While punishment for civil disobedience is always a possibility, it’s the threat of a disproportionate response which had ACLU representatives on hand. Zegers said she carefully went through the code of conduct with her children to determine what the appropriate consequences might be.

Georgia parents protest district policy on walkout [Ann Hamilton Stokes]

“This has been a tremendous teaching and parenting opportunity for me with my three children. I am so proud of the teenagers who have stepped up to champion the cause of common sense gun laws, and I’m inspired by the budding activism in my own children,” Zegers said.

Amber Moon has only one child left in school, but as a police officer she sees things from that perspective as well. She very much thinks awareness of one’s school’s safety plans is important, as is the ALICE protocol: alert, lockdown, inform, counter and evacuate.

Her biggest concern ahead of the protests was that students might engage in vandalism or violence, which would diminish the message. “They will definitely get their point across faster and people will listen if it’s peaceful,” she said. “If people destroy cars and things like that during the walkout it lessens their message.”

As for arming teachers, Moon said that depends on the individual whether it’s a good idea, and therefore “my opinion is not to do it and focus on making the schools safer and harder to get into; I think school should look into safety glass, safe rooms, metal detectors, more than one school resource officer. We are never going to be able to stop people who want to hurt other people, but we should do all we can to make our schools [impossible] to get into.”

The sentiment among gun owners interviewed here that stricter gun control is needed was echoed in a recent article in Time, which included findings that 69 percent of NRA members favored stronger background checks, a figure that rises to 89 percent among those who do not own guns.

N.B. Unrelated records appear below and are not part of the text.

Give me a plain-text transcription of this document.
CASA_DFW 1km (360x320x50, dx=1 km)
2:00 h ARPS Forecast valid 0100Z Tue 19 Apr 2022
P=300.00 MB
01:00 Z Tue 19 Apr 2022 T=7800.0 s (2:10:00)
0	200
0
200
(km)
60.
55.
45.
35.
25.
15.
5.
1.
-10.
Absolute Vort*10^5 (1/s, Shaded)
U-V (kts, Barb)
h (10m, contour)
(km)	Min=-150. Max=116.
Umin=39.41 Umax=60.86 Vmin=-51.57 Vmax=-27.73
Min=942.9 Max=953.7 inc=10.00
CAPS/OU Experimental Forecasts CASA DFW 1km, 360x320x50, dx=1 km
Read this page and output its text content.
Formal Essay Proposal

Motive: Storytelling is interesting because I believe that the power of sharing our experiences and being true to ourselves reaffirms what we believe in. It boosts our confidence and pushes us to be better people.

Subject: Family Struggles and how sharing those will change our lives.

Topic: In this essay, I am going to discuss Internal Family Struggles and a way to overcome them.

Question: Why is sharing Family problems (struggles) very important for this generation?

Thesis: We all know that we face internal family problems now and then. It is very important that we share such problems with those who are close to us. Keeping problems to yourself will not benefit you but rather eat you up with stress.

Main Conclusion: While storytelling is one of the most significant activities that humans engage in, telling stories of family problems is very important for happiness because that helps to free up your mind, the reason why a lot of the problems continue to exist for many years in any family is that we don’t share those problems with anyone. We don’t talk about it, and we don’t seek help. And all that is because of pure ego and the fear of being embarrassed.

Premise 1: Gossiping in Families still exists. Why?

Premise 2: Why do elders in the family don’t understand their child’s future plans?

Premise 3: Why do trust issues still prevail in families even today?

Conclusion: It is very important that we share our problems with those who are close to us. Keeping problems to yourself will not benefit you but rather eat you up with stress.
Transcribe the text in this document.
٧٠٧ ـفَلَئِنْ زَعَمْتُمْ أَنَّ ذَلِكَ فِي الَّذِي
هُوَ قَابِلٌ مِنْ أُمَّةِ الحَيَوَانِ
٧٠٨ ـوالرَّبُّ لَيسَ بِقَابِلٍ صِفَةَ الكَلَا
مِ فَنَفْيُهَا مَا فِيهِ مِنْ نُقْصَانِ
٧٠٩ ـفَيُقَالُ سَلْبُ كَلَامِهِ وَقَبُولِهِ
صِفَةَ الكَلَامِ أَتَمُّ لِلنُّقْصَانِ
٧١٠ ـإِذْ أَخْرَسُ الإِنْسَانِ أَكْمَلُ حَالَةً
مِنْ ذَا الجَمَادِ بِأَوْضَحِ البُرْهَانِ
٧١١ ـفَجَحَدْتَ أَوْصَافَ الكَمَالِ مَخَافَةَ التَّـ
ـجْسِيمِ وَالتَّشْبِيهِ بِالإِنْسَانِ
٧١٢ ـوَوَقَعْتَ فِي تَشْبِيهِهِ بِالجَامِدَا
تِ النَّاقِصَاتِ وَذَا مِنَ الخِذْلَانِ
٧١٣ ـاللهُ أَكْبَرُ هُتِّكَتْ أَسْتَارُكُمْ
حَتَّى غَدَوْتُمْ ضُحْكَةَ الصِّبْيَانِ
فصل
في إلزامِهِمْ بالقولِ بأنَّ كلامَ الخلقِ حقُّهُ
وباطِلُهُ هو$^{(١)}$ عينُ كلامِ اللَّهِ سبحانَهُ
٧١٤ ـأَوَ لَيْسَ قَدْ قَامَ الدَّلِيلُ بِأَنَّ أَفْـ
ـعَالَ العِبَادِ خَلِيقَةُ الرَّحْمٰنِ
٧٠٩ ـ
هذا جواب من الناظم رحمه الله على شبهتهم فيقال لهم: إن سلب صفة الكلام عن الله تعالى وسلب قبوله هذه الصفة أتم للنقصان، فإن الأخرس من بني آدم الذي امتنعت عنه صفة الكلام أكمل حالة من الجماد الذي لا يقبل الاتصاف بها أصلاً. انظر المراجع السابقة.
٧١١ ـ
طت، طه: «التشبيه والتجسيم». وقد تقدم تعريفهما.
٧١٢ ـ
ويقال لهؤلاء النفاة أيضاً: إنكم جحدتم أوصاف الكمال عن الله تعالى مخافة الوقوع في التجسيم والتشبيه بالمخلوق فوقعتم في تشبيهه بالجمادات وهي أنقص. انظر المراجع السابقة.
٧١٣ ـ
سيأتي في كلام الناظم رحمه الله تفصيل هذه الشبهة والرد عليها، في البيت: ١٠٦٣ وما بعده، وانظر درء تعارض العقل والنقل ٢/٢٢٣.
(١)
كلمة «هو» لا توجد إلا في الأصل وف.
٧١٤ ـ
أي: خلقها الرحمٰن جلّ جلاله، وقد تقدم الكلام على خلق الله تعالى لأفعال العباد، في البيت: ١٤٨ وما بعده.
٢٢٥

On the subject of arming teachers, a white paper released from the Violence Policy Center reflects the sentiments interview subjects that it might not end well by compiling data from officer-involved shootings.

Reports on the national walk-out have dotted the mainstream media over the past several days, including inspirational photos of kids standing in front of schools, on fields, and in parking lots to raise their voice on a current and heated topic.  Kids not allowed out of school took a knee to show support, and memorials were held.

We will continue to follow this story and the related issues as they develop.